Alla fine, Sergio Mattarella ha rotto il silenzio. Dopo due giri di consultazioni in cui i partiti non sono riusciti ad andare oltre litigi e veti incrociati, stamattina il presidente della Repubblica ha deciso di entrare in campo affidando un “mandato esplorativo” alla presidente del Senato Maria Elisabetta Alberti Casellati, che ha varcato alle 11:00 in punto la soglia del Quirinale dopo la convocazione da parte del Capo dello Stato.
Al termine di un colloquio durato quasi cinquanta minuti, Casellati è stata di poche parole, dichiarando ai giornalisti che svolgerà l’incarico con “spirito di servizio”.
Il suo obiettivo non è affatto semplice: smuovere le acque e verificare se ci sono margini per la formazione di una maggioranza in Parlamento in grado di esprimere un nuovo esecutivo. Non si tratta quindi di un incarico di governo, ma di un escamotage che consente de facto di continuare le consultazioni. I tempi concessi sono strettissimi: Casellati ha tempo fino a venerdì, poi dovrà riferire al Capo dello Stato.
A quarantaquattro giorni dal voto del 4 marzo, che ha sancito un deciso “cambio di passo” nel panorama politico nazionale con il trionfo dei due principali partiti d’opposizione (Lega e Movimento 5 stelle) la pazienza dell’elettorato affamato di cambiamento si sta esaurendo, e Mattarella lo sa. Un’ulteriore accelerazione è giunta dall’incandescente crisi siriana, su cui il governo Gentiloni ha riferito ieri alla Camere.
Insomma, in questa fase tutti guardano con fiducia alla saggezza del Capo dello Stato. Soprattutto i partiti, che ora devono sbrigarsi a concludere eventuali trattative in corso. Il nome della Casellati circolava insistentemente da ieri, eppure il segnale che qualcosa stava per muoversi, il presidente della Repubblica l’aveva già dato durante il secondo giro di consultazioni, con un messaggio sottile e discreto (come nella tradizione del Quirinale). A differenza della prima convocazione, l'”ordine di salita” al Colle era cambiato: a essere chiamati per ultimi, dopo le delegazioni dei partiti, erano stati i presidenti di Camera e Senato, oltre al presidente emerito Giorgio Napolitano.

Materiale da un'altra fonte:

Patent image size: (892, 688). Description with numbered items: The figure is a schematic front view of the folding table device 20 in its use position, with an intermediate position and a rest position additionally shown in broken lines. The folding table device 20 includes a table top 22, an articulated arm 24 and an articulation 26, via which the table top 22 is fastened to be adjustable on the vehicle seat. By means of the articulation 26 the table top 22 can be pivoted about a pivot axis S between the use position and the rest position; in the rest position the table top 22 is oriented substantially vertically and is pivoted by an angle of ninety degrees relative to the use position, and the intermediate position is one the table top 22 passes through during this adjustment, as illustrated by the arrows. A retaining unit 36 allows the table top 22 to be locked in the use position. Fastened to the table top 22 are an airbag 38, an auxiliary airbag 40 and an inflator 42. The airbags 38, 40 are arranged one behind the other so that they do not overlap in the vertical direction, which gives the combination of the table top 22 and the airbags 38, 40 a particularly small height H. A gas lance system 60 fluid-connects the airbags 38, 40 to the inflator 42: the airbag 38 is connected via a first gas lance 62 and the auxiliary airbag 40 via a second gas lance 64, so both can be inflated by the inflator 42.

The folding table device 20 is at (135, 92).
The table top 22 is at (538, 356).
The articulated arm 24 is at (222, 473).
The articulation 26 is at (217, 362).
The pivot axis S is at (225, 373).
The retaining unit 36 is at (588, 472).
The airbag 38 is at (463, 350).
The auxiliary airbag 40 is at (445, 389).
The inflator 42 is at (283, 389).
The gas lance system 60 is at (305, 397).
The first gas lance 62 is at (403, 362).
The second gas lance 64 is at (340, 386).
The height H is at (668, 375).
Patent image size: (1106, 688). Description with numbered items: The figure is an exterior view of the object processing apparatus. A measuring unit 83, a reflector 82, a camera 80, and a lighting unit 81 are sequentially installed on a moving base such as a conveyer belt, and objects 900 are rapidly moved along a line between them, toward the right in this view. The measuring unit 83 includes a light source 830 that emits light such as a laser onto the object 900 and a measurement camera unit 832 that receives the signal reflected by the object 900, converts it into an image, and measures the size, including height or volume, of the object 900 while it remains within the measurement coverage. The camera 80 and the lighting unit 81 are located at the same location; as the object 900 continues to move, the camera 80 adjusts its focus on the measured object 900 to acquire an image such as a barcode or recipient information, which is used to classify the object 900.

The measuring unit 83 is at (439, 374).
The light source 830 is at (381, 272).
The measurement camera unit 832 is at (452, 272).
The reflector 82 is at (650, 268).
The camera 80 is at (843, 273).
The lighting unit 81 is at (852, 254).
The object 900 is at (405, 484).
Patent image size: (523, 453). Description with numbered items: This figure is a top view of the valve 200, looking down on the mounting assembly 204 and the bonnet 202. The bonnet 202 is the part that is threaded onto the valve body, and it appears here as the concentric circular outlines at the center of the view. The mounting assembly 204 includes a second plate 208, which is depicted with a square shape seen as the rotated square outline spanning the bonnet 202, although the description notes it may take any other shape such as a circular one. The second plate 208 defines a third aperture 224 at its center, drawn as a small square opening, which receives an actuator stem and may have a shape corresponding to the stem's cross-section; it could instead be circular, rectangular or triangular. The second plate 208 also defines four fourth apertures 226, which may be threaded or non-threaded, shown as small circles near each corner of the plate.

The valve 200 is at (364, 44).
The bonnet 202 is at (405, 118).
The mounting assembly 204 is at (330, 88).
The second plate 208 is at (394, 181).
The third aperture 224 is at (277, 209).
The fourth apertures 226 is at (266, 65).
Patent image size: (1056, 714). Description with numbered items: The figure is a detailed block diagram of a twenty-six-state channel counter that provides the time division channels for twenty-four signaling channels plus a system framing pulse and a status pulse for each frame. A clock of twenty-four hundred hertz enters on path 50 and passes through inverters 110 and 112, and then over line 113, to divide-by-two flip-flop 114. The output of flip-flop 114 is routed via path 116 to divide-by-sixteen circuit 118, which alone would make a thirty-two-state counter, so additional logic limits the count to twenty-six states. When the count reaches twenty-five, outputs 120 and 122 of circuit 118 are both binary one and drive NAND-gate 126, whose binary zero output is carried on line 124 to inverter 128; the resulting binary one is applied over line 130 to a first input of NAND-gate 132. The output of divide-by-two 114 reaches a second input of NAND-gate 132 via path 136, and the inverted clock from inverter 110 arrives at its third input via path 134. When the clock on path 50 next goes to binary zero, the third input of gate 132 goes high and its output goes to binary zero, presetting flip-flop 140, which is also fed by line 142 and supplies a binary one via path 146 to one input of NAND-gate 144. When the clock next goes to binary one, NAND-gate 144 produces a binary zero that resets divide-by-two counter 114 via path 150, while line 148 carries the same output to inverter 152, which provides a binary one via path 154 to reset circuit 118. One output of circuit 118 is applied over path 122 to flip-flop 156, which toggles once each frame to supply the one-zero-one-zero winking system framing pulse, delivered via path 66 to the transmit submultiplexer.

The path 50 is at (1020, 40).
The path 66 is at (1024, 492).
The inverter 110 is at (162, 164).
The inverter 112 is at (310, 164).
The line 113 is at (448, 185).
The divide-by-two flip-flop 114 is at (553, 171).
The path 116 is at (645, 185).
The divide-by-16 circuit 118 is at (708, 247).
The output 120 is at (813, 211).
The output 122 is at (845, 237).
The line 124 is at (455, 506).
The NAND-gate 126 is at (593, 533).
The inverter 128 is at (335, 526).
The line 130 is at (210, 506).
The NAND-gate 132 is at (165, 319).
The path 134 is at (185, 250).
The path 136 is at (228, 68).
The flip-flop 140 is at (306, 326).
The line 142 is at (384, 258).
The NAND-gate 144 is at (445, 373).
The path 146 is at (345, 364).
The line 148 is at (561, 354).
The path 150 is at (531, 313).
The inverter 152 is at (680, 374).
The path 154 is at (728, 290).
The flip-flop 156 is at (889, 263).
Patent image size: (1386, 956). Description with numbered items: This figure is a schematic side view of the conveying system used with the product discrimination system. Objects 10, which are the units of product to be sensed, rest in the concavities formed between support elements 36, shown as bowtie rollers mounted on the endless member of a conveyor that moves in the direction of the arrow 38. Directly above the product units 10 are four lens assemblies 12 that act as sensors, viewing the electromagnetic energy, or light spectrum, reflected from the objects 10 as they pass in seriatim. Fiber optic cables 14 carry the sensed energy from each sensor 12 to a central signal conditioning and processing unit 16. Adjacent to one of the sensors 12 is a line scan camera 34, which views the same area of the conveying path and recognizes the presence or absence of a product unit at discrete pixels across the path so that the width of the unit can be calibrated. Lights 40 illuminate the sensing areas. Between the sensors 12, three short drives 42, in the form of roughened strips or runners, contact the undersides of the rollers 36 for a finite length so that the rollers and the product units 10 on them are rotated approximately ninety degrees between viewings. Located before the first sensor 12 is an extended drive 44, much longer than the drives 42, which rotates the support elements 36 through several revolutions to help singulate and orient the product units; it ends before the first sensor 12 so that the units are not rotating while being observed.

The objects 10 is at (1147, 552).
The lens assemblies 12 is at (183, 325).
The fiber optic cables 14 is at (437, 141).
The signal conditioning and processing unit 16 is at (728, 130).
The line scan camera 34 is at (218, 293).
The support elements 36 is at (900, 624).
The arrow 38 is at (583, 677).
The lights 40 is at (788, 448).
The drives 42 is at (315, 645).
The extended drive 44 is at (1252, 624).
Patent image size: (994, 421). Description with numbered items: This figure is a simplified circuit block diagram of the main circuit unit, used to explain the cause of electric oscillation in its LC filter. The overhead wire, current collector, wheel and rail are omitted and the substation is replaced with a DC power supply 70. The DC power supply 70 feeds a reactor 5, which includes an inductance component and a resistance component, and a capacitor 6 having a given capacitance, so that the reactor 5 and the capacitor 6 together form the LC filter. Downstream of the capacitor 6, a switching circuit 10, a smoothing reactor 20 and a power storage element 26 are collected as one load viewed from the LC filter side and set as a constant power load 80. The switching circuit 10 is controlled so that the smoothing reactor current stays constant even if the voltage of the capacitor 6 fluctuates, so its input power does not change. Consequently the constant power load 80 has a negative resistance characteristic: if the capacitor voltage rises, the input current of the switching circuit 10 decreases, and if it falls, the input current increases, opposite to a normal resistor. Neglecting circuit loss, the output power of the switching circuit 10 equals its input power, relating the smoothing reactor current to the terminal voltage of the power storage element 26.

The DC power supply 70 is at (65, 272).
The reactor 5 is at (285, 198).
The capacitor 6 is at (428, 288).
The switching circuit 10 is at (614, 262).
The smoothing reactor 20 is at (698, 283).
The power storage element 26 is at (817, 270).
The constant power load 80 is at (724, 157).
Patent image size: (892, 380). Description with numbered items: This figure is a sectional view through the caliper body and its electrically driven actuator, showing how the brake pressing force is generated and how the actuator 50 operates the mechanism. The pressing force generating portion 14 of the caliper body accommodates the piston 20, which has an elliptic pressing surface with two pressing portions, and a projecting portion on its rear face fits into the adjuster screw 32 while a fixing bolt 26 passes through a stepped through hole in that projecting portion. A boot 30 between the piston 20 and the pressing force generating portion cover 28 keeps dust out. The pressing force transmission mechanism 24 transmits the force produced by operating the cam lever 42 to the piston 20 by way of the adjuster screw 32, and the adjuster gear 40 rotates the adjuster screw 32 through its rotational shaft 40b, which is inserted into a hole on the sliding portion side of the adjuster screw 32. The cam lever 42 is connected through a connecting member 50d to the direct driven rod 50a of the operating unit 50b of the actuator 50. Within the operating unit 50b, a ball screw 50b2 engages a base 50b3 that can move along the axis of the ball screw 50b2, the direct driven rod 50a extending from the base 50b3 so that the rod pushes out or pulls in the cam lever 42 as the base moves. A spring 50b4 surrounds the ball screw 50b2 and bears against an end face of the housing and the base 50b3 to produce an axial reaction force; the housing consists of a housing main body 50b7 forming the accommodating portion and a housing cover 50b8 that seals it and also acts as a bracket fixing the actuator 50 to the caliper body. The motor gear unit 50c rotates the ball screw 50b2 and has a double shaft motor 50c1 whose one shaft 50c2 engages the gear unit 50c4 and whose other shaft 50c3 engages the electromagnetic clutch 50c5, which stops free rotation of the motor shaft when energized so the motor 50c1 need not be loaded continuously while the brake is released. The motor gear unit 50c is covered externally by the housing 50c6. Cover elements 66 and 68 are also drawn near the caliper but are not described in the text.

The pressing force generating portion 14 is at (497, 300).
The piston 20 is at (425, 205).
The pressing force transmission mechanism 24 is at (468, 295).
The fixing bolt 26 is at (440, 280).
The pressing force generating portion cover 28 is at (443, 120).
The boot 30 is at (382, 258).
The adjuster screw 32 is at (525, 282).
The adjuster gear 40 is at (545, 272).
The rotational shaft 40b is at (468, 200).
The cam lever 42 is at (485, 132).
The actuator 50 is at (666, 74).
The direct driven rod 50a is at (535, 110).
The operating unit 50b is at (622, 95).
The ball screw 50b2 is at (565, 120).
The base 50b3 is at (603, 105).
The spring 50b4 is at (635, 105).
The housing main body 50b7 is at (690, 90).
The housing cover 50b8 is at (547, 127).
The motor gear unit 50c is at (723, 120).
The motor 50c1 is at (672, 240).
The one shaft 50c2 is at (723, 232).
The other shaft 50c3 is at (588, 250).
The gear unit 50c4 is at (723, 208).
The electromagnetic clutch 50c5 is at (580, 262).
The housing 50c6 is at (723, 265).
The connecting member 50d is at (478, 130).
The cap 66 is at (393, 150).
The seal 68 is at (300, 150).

Un messaggio chiarissimo: in assenza di una maggioranza politica, il Quirinale era pronto a uscire allo scoperto, chiamando in causa proprio una carica istituzionale.
E così è avvenuto. Il metodo del “mandato esplorativo”, figlio di una stagione politica ormai lontana, è ritornato in auge oggi più che mai date le incredibili somiglianze tra il sistema elettorale proporzionale della prima repubblica e quello nel quale siamo di recente ripiombati.
Da Giovanni Leone a Nilde Iotti, nel corso della storia gli esploratori non hanno quasi mai centrato l’obiettivo “ufficiale” e non è dunque detto che Casellati riesca a mettere a segno la sua missione aprendo in quarantotto ore nuovi scenari. La sua ambasciata è però una mossa saggia per mettere i partiti alle strette.
Sul fronte politico, negli ultimi giorni il rapporto privilegiato tra Matteo Salvini e Luigi Di Maio sembra essersi incrinato: il leader Cinque Stelle ha infatti rifiutato qualsiasi intesa con Silvio Berlusconi, tentando senza successo di spaccare la fragile coalizione di centro-destra e di portare il capo della Lega dalla sua parte. Non sappiamo se il veto su Forza Italia è destinato a cadere, ma per ora i pentastellati non possono permettersi di fare marcia indietro per non sfigurare di fronte allo zoccolo duro del proprio elettorato, ferocemente antiberlusconiano.
Parallelamente, in queste ore Di Maio pare aver fatto un piccolo passo avanti nel dialogo con il Partito Democratico, trovando per la prima volta timide aperture da parte di Maurizio Martina su alcuni punti programmatici, primo fra tutti il “reddito di inclusione”. Si tratta solo di un diversivo o dell’indice di una possibile intesa? È ancora troppo presto per dirlo.
Di sicuro, nei prossimi giorni i partiti dovranno smussare le loro posizioni, e in tale contesto persino la candidatura alla premiership di Di Maio (uno dei punti su cui fino a ora i pentastellati non sono disposti a transigere) è probabilmente destinata prima o poi a cadere.
Se la “mission impossible” della presidente del Senato dovesse fallire e rimanessimo in una posizione di stallo, infine, la palla passerebbe di nuovo a Mattarella, che potrebbe fare un ultimo appello ai partiti o mettere già sul piatto una figura terza su cui far convergere le forze politiche. Appena quarantotto ore, e vedremo di nuovo in azione il Quirinale.